Berlin-based startup L'Atitude 52°N, led by former Oppo and OnePlus executive Gary Chen, is attempting to redefine the economics of wearable tech by turning electronic purchases into indefinite subscriptions. For $399, customers aren't buying a smart gadget so much as temporary access to the 'Goya' cloud agent. As Chen admitted in an interview with WIRED, once the one-year free trial ends, object recognition and AI-guide features will simply be deactivated, leaving the owner with nothing more than basic cameras and headphones.
For the business world, this is a red flag: the device ownership model is definitively drifting away from capital expenditure (CAPEX) toward unpredictable operating expenses (OPEX). Gary Chen’s strategy appears overtly cynical—the founder explicitly stated that he will only determine the subscription price six months after launch, once he has studied user behavior and calculated how much profit can be extracted from them. Meanwhile, pre-orders are set to open on May 19, despite the company's history of delivery delays and canceled models.

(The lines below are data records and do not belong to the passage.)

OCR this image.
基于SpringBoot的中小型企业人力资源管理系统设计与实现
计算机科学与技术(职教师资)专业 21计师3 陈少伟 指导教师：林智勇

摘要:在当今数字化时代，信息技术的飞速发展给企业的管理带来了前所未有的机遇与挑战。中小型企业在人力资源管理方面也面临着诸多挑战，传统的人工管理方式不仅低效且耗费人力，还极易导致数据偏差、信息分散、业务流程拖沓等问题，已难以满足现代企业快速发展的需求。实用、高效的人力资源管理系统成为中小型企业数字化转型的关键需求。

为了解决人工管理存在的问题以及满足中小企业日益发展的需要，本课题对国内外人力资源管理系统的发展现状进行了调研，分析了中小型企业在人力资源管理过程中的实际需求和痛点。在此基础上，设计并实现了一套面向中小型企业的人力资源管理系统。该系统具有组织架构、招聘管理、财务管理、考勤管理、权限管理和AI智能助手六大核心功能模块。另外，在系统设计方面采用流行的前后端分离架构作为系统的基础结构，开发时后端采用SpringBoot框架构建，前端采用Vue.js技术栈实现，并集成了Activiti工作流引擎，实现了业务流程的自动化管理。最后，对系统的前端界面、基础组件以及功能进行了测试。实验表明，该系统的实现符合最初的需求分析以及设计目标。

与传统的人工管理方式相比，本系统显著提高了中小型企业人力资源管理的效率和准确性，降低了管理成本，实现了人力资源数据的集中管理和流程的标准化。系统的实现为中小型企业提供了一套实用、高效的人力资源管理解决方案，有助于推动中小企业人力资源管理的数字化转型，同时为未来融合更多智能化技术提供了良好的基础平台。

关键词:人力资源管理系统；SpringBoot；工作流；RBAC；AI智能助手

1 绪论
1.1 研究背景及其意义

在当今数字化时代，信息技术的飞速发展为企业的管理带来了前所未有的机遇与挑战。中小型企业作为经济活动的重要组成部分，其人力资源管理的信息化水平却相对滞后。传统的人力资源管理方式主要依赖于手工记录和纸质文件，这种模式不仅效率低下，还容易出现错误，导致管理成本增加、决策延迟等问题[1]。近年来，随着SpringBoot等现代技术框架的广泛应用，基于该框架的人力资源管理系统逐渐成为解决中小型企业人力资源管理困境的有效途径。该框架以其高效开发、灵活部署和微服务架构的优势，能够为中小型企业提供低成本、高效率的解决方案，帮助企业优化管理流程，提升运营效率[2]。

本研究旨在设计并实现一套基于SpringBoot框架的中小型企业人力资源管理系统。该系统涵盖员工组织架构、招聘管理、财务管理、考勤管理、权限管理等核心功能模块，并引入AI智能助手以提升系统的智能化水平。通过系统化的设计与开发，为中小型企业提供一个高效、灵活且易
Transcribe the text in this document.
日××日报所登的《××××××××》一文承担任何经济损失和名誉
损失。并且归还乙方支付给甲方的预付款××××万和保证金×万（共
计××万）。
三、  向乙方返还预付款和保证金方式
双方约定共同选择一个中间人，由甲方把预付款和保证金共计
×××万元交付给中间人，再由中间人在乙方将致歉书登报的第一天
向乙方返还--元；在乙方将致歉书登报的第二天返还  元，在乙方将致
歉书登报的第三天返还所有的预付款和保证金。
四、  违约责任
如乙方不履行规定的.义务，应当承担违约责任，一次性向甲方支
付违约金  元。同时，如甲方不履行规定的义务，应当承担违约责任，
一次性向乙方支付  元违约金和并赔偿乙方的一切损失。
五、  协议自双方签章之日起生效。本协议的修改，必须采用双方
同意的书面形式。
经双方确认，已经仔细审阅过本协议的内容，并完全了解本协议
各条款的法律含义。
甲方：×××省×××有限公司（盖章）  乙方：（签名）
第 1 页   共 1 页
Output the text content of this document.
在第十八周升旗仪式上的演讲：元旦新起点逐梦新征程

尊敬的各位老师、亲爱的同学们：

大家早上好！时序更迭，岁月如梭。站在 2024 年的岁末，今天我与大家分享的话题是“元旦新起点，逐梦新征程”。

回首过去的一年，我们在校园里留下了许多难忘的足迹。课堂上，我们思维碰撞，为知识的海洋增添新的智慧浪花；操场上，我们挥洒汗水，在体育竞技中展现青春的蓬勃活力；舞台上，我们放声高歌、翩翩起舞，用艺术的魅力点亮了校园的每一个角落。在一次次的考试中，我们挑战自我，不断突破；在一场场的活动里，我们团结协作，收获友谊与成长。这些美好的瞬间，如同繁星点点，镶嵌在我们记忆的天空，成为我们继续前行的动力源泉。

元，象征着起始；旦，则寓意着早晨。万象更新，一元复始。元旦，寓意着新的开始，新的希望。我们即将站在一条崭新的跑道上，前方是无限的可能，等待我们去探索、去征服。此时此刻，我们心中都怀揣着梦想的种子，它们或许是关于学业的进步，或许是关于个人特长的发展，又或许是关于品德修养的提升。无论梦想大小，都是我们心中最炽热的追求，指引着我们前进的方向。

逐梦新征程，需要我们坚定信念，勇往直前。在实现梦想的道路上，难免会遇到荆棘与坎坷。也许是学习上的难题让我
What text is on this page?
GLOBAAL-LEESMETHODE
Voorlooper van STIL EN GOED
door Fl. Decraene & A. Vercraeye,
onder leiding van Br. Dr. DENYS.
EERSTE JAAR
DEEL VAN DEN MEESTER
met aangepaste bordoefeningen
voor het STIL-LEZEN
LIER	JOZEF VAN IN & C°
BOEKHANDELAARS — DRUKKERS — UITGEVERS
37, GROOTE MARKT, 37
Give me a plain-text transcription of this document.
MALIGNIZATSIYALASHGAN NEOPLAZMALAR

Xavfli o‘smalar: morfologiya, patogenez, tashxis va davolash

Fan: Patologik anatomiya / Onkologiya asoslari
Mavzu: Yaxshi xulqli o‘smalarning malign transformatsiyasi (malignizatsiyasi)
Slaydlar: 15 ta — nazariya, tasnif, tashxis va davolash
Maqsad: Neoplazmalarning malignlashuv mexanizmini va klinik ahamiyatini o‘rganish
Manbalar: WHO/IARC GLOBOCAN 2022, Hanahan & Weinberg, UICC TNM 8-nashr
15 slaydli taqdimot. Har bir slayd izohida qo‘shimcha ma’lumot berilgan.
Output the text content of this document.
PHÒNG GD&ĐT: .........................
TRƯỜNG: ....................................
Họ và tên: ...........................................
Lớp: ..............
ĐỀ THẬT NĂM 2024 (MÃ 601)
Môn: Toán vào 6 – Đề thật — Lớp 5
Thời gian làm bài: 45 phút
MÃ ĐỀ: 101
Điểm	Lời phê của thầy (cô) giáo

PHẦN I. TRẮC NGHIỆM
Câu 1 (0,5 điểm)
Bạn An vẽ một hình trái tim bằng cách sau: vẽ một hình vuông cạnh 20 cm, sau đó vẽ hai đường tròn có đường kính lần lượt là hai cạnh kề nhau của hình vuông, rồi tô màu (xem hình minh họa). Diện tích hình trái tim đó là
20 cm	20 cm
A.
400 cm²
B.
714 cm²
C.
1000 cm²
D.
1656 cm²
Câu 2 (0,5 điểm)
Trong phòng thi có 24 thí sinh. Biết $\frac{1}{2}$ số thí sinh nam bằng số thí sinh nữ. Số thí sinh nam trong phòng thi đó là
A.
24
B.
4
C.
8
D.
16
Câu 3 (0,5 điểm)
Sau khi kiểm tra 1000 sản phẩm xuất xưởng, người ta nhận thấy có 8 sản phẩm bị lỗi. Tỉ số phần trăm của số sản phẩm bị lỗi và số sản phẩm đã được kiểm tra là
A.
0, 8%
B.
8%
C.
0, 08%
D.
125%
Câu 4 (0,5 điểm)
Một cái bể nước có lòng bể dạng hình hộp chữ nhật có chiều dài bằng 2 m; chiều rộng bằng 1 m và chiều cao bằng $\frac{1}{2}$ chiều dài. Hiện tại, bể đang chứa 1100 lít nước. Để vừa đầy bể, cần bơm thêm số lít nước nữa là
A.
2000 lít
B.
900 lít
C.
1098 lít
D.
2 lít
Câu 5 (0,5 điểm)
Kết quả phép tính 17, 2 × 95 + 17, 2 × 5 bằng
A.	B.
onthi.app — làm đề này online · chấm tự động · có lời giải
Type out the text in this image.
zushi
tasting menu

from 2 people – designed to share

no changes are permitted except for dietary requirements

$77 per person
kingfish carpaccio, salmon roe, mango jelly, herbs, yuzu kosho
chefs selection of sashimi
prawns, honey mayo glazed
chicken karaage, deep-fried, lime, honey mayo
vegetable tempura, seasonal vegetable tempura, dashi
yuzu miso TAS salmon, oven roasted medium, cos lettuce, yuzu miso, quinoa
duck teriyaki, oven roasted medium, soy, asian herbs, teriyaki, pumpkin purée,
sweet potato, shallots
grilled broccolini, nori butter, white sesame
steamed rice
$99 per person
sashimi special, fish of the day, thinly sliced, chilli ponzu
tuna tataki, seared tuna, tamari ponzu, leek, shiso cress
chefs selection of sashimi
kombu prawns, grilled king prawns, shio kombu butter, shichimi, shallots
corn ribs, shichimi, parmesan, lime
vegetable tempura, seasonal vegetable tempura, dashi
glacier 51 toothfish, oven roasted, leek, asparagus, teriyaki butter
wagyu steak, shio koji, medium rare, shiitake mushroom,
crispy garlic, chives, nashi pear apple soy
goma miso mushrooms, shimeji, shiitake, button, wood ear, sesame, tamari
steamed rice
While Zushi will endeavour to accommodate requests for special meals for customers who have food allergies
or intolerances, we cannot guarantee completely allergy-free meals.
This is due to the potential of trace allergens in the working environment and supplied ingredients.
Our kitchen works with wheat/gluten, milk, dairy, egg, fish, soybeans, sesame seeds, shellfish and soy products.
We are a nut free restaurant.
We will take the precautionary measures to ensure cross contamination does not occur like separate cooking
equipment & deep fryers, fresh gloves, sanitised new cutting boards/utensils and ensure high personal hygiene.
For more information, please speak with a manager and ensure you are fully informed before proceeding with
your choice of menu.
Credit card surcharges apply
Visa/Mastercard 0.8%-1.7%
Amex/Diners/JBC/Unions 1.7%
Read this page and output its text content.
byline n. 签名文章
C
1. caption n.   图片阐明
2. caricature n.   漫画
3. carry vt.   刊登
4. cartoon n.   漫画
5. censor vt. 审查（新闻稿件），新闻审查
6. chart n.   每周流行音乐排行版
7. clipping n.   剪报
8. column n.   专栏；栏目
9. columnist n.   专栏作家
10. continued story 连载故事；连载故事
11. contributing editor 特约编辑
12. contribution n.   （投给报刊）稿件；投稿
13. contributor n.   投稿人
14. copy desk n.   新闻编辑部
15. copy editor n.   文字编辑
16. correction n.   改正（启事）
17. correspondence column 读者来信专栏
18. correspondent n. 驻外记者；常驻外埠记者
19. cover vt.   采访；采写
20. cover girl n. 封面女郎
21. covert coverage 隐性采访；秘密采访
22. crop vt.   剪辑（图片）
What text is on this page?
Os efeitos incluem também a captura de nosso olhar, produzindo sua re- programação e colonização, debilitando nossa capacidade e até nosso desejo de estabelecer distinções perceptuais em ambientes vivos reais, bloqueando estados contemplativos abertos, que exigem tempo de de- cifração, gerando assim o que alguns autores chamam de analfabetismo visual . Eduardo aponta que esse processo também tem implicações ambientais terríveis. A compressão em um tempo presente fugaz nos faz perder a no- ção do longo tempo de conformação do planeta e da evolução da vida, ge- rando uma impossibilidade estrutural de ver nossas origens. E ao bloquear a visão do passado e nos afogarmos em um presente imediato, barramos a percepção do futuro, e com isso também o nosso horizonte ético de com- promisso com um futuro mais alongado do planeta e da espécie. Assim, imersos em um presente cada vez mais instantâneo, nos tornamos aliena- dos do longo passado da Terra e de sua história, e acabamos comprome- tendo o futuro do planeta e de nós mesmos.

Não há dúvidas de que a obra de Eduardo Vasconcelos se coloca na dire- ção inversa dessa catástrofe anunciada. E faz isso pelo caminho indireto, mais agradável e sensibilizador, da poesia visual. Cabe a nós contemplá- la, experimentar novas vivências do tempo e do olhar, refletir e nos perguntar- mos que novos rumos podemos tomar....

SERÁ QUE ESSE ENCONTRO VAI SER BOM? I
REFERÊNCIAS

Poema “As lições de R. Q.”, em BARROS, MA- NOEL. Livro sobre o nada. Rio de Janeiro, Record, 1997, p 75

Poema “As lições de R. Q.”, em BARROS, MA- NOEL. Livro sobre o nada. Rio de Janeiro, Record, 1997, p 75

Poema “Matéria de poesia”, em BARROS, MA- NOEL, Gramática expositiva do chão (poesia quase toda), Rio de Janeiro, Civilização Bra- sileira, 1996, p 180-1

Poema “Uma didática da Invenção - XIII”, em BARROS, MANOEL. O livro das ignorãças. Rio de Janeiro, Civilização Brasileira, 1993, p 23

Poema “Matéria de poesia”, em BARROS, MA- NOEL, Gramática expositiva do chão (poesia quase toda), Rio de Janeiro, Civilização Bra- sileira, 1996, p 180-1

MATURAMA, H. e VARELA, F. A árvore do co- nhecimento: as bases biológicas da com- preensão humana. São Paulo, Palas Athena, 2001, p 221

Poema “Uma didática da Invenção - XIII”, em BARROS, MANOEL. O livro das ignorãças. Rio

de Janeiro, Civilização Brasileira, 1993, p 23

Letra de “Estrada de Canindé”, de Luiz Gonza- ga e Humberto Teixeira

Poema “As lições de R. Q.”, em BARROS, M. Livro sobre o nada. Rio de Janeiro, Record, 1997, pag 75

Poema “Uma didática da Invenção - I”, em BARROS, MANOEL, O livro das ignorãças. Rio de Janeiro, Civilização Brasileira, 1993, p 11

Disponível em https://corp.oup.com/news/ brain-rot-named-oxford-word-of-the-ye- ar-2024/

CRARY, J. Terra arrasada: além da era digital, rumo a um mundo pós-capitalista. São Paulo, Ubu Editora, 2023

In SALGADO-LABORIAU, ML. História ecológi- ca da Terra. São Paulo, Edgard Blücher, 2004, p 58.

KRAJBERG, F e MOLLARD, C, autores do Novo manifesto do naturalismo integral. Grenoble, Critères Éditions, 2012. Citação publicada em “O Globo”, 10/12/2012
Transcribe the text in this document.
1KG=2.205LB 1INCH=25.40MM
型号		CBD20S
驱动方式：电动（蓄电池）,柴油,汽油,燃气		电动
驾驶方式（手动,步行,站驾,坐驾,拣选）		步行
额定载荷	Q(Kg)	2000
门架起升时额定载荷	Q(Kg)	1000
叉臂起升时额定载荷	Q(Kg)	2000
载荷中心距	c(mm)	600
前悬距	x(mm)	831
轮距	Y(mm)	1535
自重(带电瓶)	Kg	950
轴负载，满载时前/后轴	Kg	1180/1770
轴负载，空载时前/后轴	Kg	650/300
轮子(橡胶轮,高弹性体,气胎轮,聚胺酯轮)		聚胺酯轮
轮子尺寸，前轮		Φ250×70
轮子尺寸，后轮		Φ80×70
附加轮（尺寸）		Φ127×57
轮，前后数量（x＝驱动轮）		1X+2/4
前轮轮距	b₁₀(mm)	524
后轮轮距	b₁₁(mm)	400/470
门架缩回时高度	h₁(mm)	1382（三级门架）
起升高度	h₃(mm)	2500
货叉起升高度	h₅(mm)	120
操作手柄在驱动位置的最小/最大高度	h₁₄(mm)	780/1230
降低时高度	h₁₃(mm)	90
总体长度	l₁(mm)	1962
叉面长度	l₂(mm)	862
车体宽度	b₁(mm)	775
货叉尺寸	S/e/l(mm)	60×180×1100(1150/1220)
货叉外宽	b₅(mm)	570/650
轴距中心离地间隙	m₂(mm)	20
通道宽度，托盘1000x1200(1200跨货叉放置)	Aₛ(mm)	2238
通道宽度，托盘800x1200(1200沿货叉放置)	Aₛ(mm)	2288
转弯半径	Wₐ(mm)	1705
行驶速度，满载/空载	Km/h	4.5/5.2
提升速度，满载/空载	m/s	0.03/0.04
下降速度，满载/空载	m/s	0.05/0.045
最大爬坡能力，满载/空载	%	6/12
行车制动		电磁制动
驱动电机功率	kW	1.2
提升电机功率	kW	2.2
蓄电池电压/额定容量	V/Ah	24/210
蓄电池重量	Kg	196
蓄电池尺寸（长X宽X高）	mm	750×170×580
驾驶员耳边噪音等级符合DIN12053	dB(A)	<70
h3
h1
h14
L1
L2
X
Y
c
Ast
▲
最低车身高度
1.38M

From our perspective, purchasing such devices for the corporate sector is a voluntary surrender to vendor lock-in. You aren't buying a tool for field employees; you are renting their vision. As soon as the startup decides to hike prices or its servers go offline, critical functionality becomes instantly worthless. Until data processing shifts to edge computing (processed locally on the device itself), smart glasses remain a financial risk where the 'off switch' for your business processes sits in a foreign boardroom.